KGYN
- Guymon, Oklahoma; United States;
- Broadcast area: Oklahoma Panhandle and surrounding areas in Texas, Kansas, New Mexico, and Colorado
- Frequency: 1210 kHz
- Branding: The Five State Big Talker

Programming
- Format: Talk
- Affiliations: Fox News Radio Fox Sports Radio Compass Media Networks Premiere Networks Westwood One

Ownership
- Owner: Steckline Communications, Inc.

History
- First air date: 1949; 77 years ago
- Former frequencies: 1220 kHz (1949–1971)
- Call sign meaning: Guymon

Technical information
- Licensing authority: FCC
- Facility ID: 65152
- Class: B
- Power: 22,000 watts day; 10,000 watts night;
- Transmitter coordinates: 36°40′34″N 101°22′58″W﻿ / ﻿36.67611°N 101.38278°W
- Translator: 106.3 K292HJ (Liberal, Kansas)

Links
- Public license information: Public file; LMS;
- Website: KGYN Online

= KGYN =

Radio station in Guymon, Oklahoma

KGYN (1210 AM) is a radio station licensed to Guymon, Oklahoma, United States. The station serves the southwestern Kansas area, and carries a talk format. The station is currently owned by Steckline Communications.
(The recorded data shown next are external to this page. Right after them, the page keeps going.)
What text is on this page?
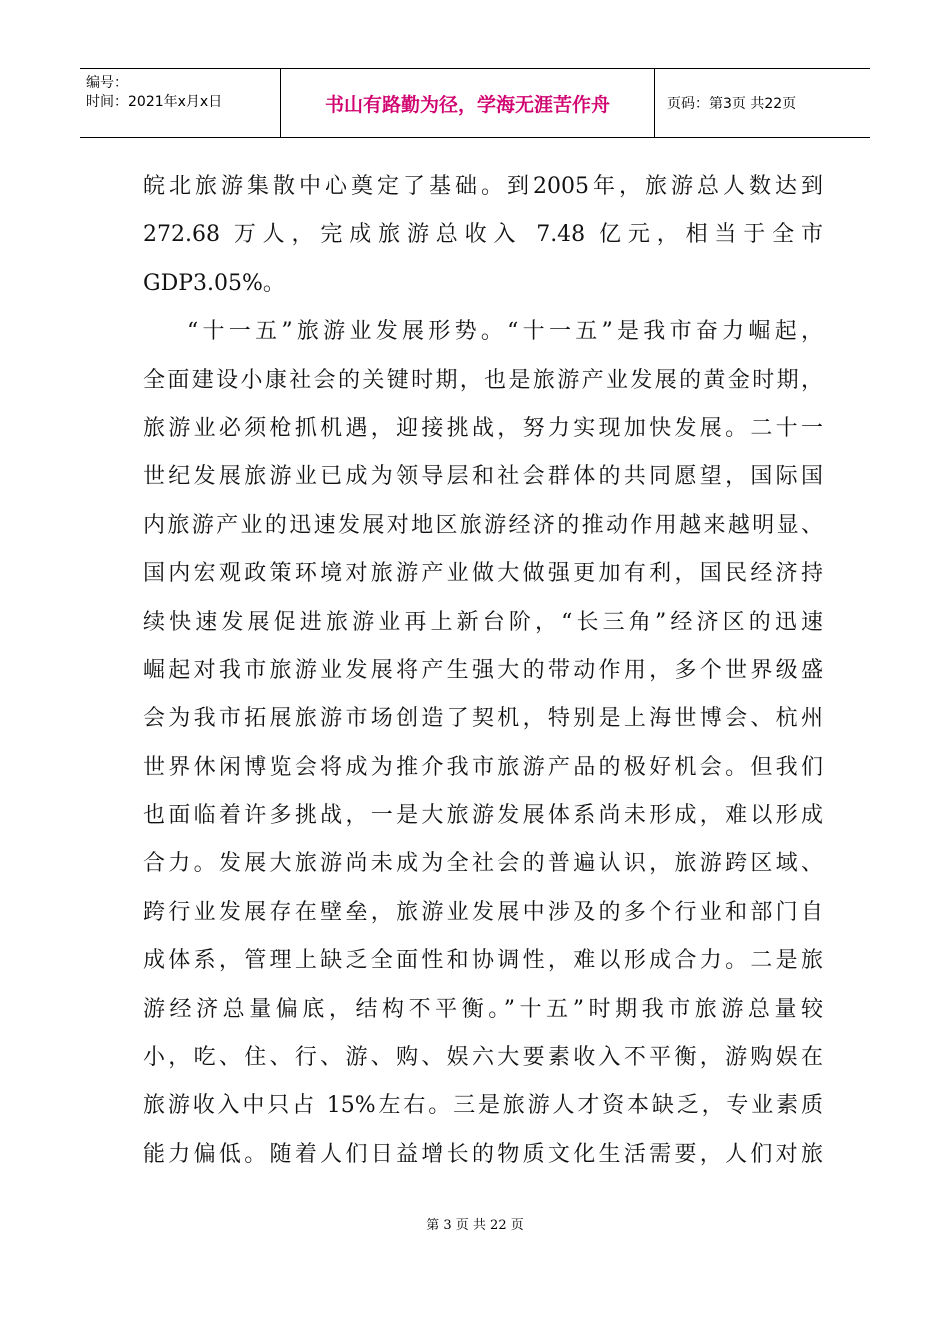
编号：
时间：2021年x月x日	书山有路勤为径，学海无涯苦作舟	页码：第3页 共22页
皖北旅游集散中心奠定了基础。到2005年，旅游总人数达到
272.68 万人，完成旅游总收入 7.48 亿元，相当于全市
GDP3.05%。
“十一五”旅游业发展形势。“十一五”是我市奋力崛起，
全面建设小康社会的关键时期，也是旅游产业发展的黄金时期，
旅游业必须枪抓机遇，迎接挑战，努力实现加快发展。二十一
世纪发展旅游业已成为领导层和社会群体的共同愿望，国际国
内旅游产业的迅速发展对地区旅游经济的推动作用越来越明显、
国内宏观政策环境对旅游产业做大做强更加有利，国民经济持
续快速发展促进旅游业再上新台阶，“长三角”经济区的迅速
崛起对我市旅游业发展将产生强大的带动作用，多个世界级盛
会为我市拓展旅游市场创造了契机，特别是上海世博会、杭州
世界休闲博览会将成为推介我市旅游产品的极好机会。但我们
也面临着许多挑战，一是大旅游发展体系尚未形成，难以形成
合力。发展大旅游尚未成为全社会的普遍认识，旅游跨区域、
跨行业发展存在壁垒，旅游业发展中涉及的多个行业和部门自
成体系，管理上缺乏全面性和协调性，难以形成合力。二是旅
游经济总量偏底，结构不平衡。”十五”时期我市旅游总量较
小，吃、住、行、游、购、娱六大要素收入不平衡，游购娱在
旅游收入中只占 15%左右。三是旅游人才资本缺乏，专业素质
能力偏低。随着人们日益增长的物质文化生活需要，人们对旅
第 3 页 共 22 页
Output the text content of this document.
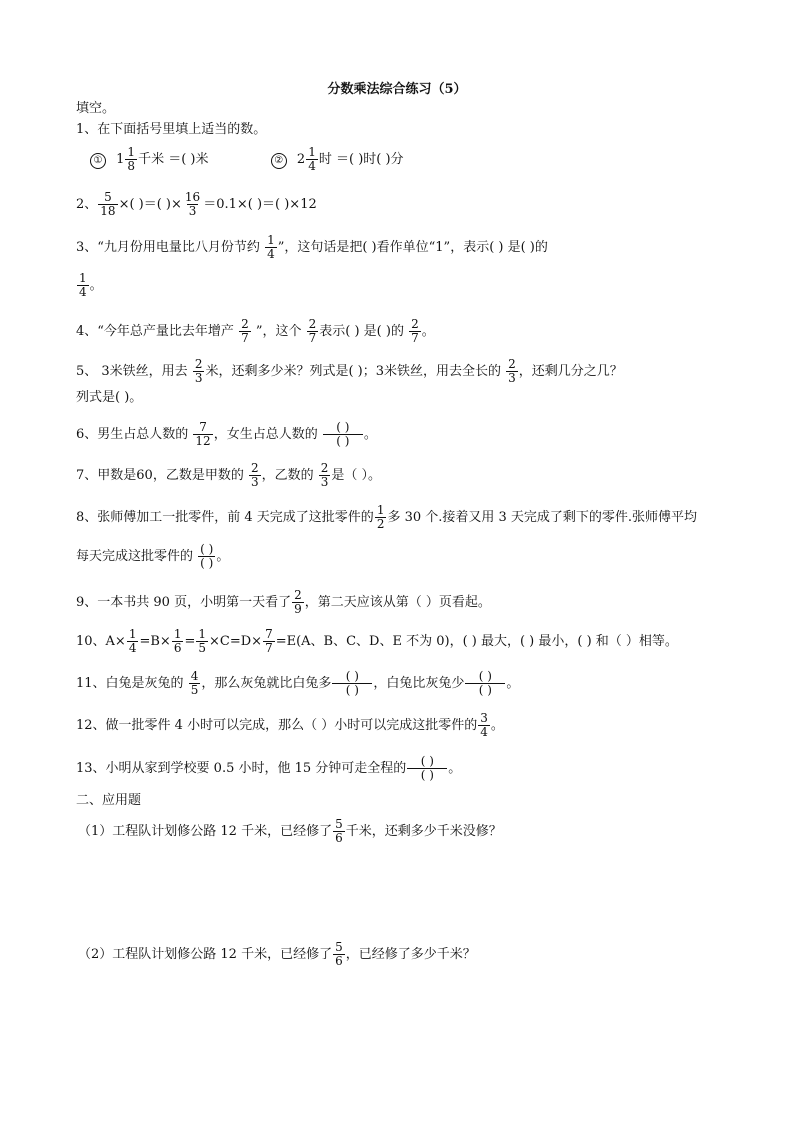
分数乘法综合练习（5）
填空。
1、在下面括号里填上适当的数。
① $1 \frac{1}{8}$ 千米 ＝( )米	② $2 \frac{1}{4}$ 时 ＝( )时( )分
2、 $\frac{5}{18}$ ×( )＝( )× $\frac{16}{3} =0.1\times$( )＝( )×12
3、“九月份用电量比八月份节约 $\frac{1}{4}$ ”，这句话是把( )看作单位“1”，表示( ) 是( )的
$\frac{1}{4}$ 。
4、“今年总产量比去年增产 $\frac{2}{7}$ ”，这个 $\frac{2}{7}$ 表示( ) 是( )的 $\frac{2}{7}$ 。
5、 3米铁丝，用去 $\frac{2}{3}$ 米，还剩多少米？列式是( )；3米铁丝，用去全长的 $\frac{2}{3}$ ，还剩几分之几？
列式是( )。
6、男生占总人数的 $\frac{7}{12}$ ，女生占总人数的 $\frac{( )}{( )}$ 。
7、甲数是60，乙数是甲数的 $\frac{2}{3}$ ，乙数的 $\frac{2}{3}$ 是（ ）。
8、张师傅加工一批零件，前 4 天完成了这批零件的 $\frac{1}{2}$ 多 30 个.接着又用 3 天完成了剩下的零件.张师傅平均
每天完成这批零件的 $\frac{( )}{( )}$ 。
9、一本书共 90 页，小明第一天看了 $\frac{2}{9}$ ，第二天应该从第（ ）页看起。
10、$A\times \frac{1}{4} =B\times \frac{1}{6} = \frac{1}{5} \times C=D\times \frac{7}{7} =E(A$、B、C、D、E 不为 0)，( ) 最大，( ) 最小，( ) 和（ ）相等。
11、白兔是灰兔的 $\frac{4}{5}$ ，那么灰兔就比白兔多 $\frac{( )}{( )}$ ，白兔比灰兔少 $\frac{( )}{( )}$ 。
12、做一批零件 4 小时可以完成，那么（ ）小时可以完成这批零件的 $\frac{3}{4}$ 。
13、小明从家到学校要 0.5 小时，他 15 分钟可走全程的 $\frac{( )}{( )}$ 。
二、应用题
（1）工程队计划修公路 12 千米，已经修了 $\frac{5}{6}$ 千米，还剩多少千米没修？
（2）工程队计划修公路 12 千米，已经修了 $\frac{5}{6}$ ，已经修了多少千米？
KGYN broadcasts with 22,000 watts on a protected signal and can be heard in 7 states during daytime power and 10,000 watts in most of the western half of the United States during night time power.

The station uses the slogan "The Five State Big talker."

The station has been received via skywave in Salt Lake City, Utah.

On June 2, 2020, KGYN was granted an FCC construction permit to increase day power to 22,000 watts.